Check out some really interesting quotes from David Brailer talking about the meaningful use definitions, ONC and the ARRA EMR stimulus money from healthcare IT news. My comments are in italics.
“It would have been easy to be symbolic rather than meaningful,” the founder and chairman of the San Francisco-based healthcare investor firm Health Evolution Partners said. He expected the criteria to “be looser, less meaningful.” Instead, he said, “I’m pretty impressed.”
I think I’d have preferred symbolic. I’d be interested to see something that shows how each of the criteria improves patient care and the efficiency of our healthcare system. Certainly a few of the measures have really great potential to provide some amazing benefits. Not to mention adoption of EMR software has many great potential benefits. Sadly, meaningful use might have been written SOOO meaningful that few solo practices will benefit from the stimulus. Of course, I might argue that this is the best thing that could happen to small practices. Now they can focus on implementing an EMR that works for their clinic instead of one that works for stimulus money.
Under ARRA, Congress provides incentives first and then penalties. Citing its track record with regard to Medicare issues, Brailer doesn’t believe Congress will follow through with penalties and will either delay or phase them out.
The problem, however, is that the Congressional Budget Office expects $30 billion in additional net bonuses over the next 10 years to come from the penalties.
This is an interesting comment about the proposed penalties. ONC/HHS is certainly going to need to consider what to do with these penalties. Will they start penalizing all these smaller practices despite making the meaningful use criteria prohibitively complicated for most? I’d hope not, but this is government.
Expect to see more fragmentation in 2011, Brailer said. “We’ll be approaching the peak of the hype cycle,” he said. He presages a “real slide back to reality,” with the money coming from CMS flowing “slower than everybody thinks.”
The pushback to reality is predictable and required with any hype, he said. Despite the challenges and problems ahead, Brailer said, “the problem isn’t whether we are making progress. We are.”

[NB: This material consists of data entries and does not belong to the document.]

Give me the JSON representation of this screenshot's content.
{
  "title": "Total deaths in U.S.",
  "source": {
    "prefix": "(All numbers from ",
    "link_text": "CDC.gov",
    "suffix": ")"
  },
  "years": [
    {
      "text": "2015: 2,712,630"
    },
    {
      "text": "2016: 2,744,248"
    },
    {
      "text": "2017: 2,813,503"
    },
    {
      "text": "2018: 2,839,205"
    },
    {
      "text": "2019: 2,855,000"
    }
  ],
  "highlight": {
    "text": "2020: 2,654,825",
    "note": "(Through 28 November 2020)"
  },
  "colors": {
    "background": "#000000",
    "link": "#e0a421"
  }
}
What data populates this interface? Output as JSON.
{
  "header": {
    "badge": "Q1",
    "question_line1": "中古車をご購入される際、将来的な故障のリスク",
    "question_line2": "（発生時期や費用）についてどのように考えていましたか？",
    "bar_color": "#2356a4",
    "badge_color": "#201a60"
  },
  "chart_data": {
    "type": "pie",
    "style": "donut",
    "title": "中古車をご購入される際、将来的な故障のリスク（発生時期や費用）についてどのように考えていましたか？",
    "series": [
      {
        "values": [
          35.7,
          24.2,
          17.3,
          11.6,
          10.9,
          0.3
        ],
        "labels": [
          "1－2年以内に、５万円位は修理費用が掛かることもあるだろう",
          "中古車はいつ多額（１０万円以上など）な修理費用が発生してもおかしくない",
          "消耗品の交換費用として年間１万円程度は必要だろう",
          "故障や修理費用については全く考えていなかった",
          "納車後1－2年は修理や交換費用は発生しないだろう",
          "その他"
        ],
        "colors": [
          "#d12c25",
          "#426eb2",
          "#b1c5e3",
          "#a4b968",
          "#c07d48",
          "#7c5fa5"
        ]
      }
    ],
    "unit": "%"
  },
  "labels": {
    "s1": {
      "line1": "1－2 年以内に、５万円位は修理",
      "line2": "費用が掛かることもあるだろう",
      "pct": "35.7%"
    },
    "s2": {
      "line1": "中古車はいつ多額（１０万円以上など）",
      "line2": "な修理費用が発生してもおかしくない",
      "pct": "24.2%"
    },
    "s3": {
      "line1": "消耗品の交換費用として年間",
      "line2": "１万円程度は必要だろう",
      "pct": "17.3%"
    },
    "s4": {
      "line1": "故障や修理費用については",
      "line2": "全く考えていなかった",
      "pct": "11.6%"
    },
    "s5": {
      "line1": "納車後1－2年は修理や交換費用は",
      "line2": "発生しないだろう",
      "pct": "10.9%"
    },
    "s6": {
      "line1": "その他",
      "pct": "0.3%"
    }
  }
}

I really like this description a lot. A “peak hype cycle” which will “slide back” to reality. Reality always cuts through the hype. I do agree with Brailer’s final assertion. Progress towards electronic medical record is happening. Progress towards adoption of IT in healthcare is happening as well. I still believe that EMR adoption has been slowed by the EMR stimulus. However, the education that people have gotten thanks to the EMR stimulus may be the most valuable side effect of the EMR stimulus money.